What has caused the drought that the South-East of England is facing? Is it as simple as lower levels of rainfall over the past 2 years? Let’s delve into the water cycle in South-East.
The European Drought
The South-East cities in the UK rely mainly on Aquifers and rivers for their water supply. Both of these sources are rainwater fed. Aquifers are a permeable rock in the ground which traps groundwater
Water cycle in the South East
When the South-East experiences poor levels of rainfall, the groundwater table does not retain enough water to be drawn to the surface through wells and will eventually dry up. According to the MET Office, the rainfall for the South-East in December 2017 was under 75% of the yearly average based on figures from 1981-2010. January of 2018 was another dry month, further impacting the water levels.
What’s affecting the availability of water in the South-East?
The ground in the South-East is predominantly made of calk; which after limited rainfall will harden and become less permeable. This means that the aquifers do not fill up as much due to runoff caused by the harder ground. The implications of larger volumes of runoff are localised flooding as rivers burst their banks.
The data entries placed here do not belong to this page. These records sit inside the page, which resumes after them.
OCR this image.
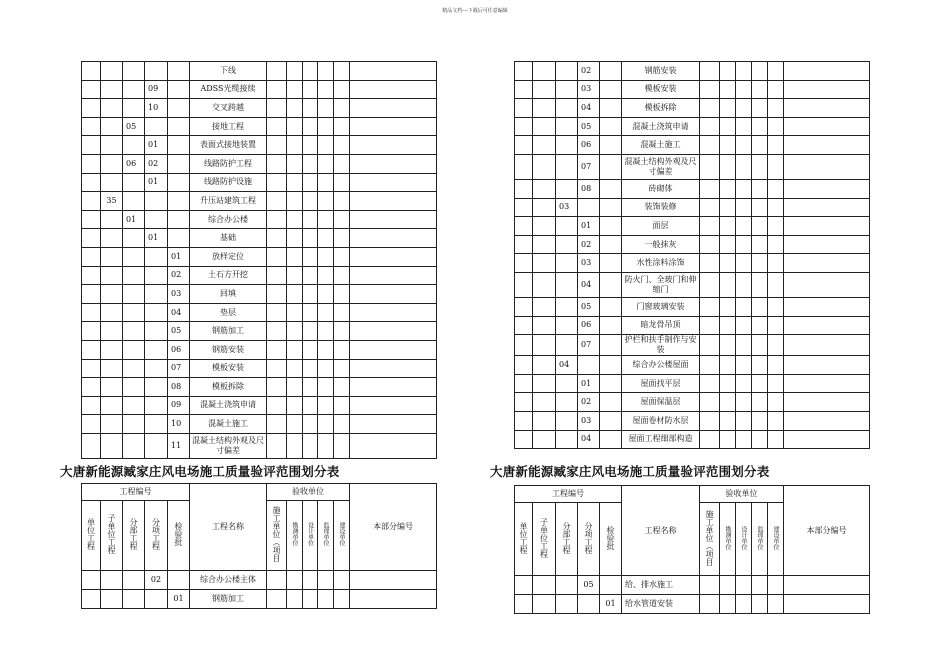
精品文档---下载后可任意编辑
					下线						
			09		ADSS光缆接续						
			10		交叉跨越						
		05			接地工程						
			01		表面式接地装置						
		06	02		线路防护工程						
			01		线路防护设施						
	35				升压站建筑工程						
		01			综合办公楼						
			01		基础						
				01	放样定位						
				02	土石方开挖						
				03	回填						
				04	垫层						
				05	钢筋加工						
				06	钢筋安装						
				07	模板安装						
				08	模板拆除						
				09	混凝土浇筑申请						
				10	混凝土施工						
				11	混凝土结构外观及尺寸偏差						
			02		钢筋安装						
			03		模板安装						
			04		模板拆除						
			05		混凝土浇筑申请						
			06		混凝土施工						
			07		混凝土结构外观及尺寸偏差						
			08		砖砌体						
		03			装饰装修						
			01		面层						
			02		一般抹灰						
			03		水性涂料涂饰						
			04		防火门、全玻门和伸缩门						
			05		门窗玻璃安装						
			06		暗龙骨吊顶						
			07		护栏和扶手制作与安装						
		04			综合办公楼屋面						
			01		屋面找平层						
			02		屋面保温层						
			03		屋面卷材防水层						
			04		屋面工程细部构造						
大唐新能源臧家庄风电场施工质量验评范围划分表	大唐新能源臧家庄风电场施工质量验评范围划分表
工程编号					工程名称	验收单位					本部分编号
单位工程	子单位工程	分部工程	分项工程	检验批		施工单位（项目	勘测单位	设计单位	监理单位	建设单位	
			02		综合办公楼主体						
				01	钢筋加工						
工程编号					工程名称	验收单位					本部分编号
单位工程	子单位工程	分部工程	分项工程	检验批		施工单位（项目	勘测单位	设计单位	监理单位	建设单位	
			05		给、排水施工						
				01	给水管道安装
Lower rainfall in the winter and autumn months means that the aquifers will dry up. Summer and Spring rainfall is not enough to restore the aquifers as more evaporation takes place and plants and trees will also absorb more of this water. Limited rainfall, which can occur in what is called an El Nino period; which is approximately four years of higher pressure systems will mean that there is limited water left in our Aquifers.